Coming back to school from distance learning has led students like Mallory Miles, a senior at Foothill High School in TUSD, to note how strange it feels to be back in a classroom environment.

“I remember the first day—a couple days ago—right when me and my friends all got to school, we all looked at each other and just said how weird it was to see everybody there,” Mallory told The Epoch Times.

“It was not normal to see that big group of people. And when we got in the classrooms, they work so differently now. The seating and the placement, and the arrangement of everything is just completely different,” she said.
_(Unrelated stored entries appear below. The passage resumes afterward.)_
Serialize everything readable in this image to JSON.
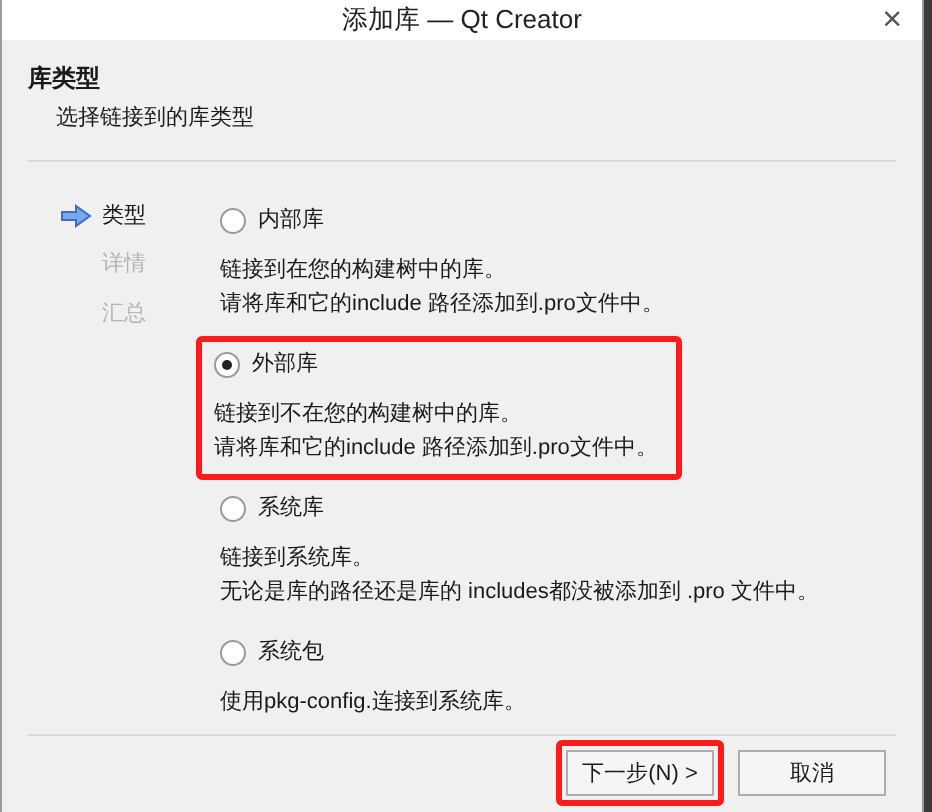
{
  "window": {
    "title": "添加库 — Qt Creator",
    "close": "×"
  },
  "header": {
    "title": "库类型",
    "subtitle": "选择链接到的库类型"
  },
  "steps": [
    {
      "label": "类型",
      "selected": true
    },
    {
      "label": "详情",
      "selected": false
    },
    {
      "label": "汇总",
      "selected": false
    }
  ],
  "options": [
    {
      "label": "内部库",
      "selected": false,
      "highlighted": false,
      "description": [
        "链接到在您的构建树中的库。",
        "请将库和它的include 路径添加到.pro文件中。"
      ]
    },
    {
      "label": "外部库",
      "selected": true,
      "highlighted": true,
      "description": [
        "链接到不在您的构建树中的库。",
        "请将库和它的include 路径添加到.pro文件中。"
      ]
    },
    {
      "label": "系统库",
      "selected": false,
      "highlighted": false,
      "description": [
        "链接到系统库。",
        "无论是库的路径还是库的 includes都没被添加到 .pro 文件中。"
      ]
    },
    {
      "label": "系统包",
      "selected": false,
      "highlighted": false,
      "description": [
        "使用pkg-config.连接到系统库。"
      ]
    }
  ],
  "buttons": [
    {
      "label": "下一步(N) >",
      "highlighted": true
    },
    {
      "label": "取消",
      "highlighted": false
    }
  ]
}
She said the desks are “spread out from one another,” while the teachers’ desks are distanced further from the students, with some teachers having plastic shields around their desks. Some teachers are opting to switch all paper handouts to digital, she said.

Mallory’s mom, Heidi Miles, said the school year got off to a “rocky start,” following a middle school student’s removal from class in TUSD for not wearing a mask.

“I one hundred percent do not agree with the mask mandate. These children have to breathe. They have to show their faces, and they need to get back to normal,” Heidi told The Epoch Times.

“These kids need to be able to show expressions when they’re together—their entire world was turned upside down when the pandemic hit. And they already have social media that is standing in their way of being completely engaged and making connections with one another, so that is already standing in their way of living a normal life, so they don’t need to have their faces covered up,” she said.

Mallory said she’s happy to be going back to school; however, Mallory and her peers are having trouble adjusting to the new normal, as many “students have forgotten just how to be there.”

“Being a teenager, it’s not very fun to see everyone with a mask on; it’s kind of depressing,” she said.

Mallory said the masks have caused a distraction to her learning, as summer temperatures steady. She said when students adjust the mask, the teachers are “right on your back telling you to put it back on.”

Mallory said she is “not a fan” of the mask mandate and doesn’t “really see the point of them,“ especially when they ”mandate them inside the classroom, but then once we step outside and really get up close with all of our friends and in a really big group, they’re fine with us not wearing it.”

Los Angeles Unified School District (LAUSD) started classes on Aug. 16 with even stricter guidelines for students. Some schools had lines wrapped around the school grounds as students waited to be tested before entering.

Students and staff in LAUSD are required to undergo weekly COVID-19 testing regardless of their vaccination status.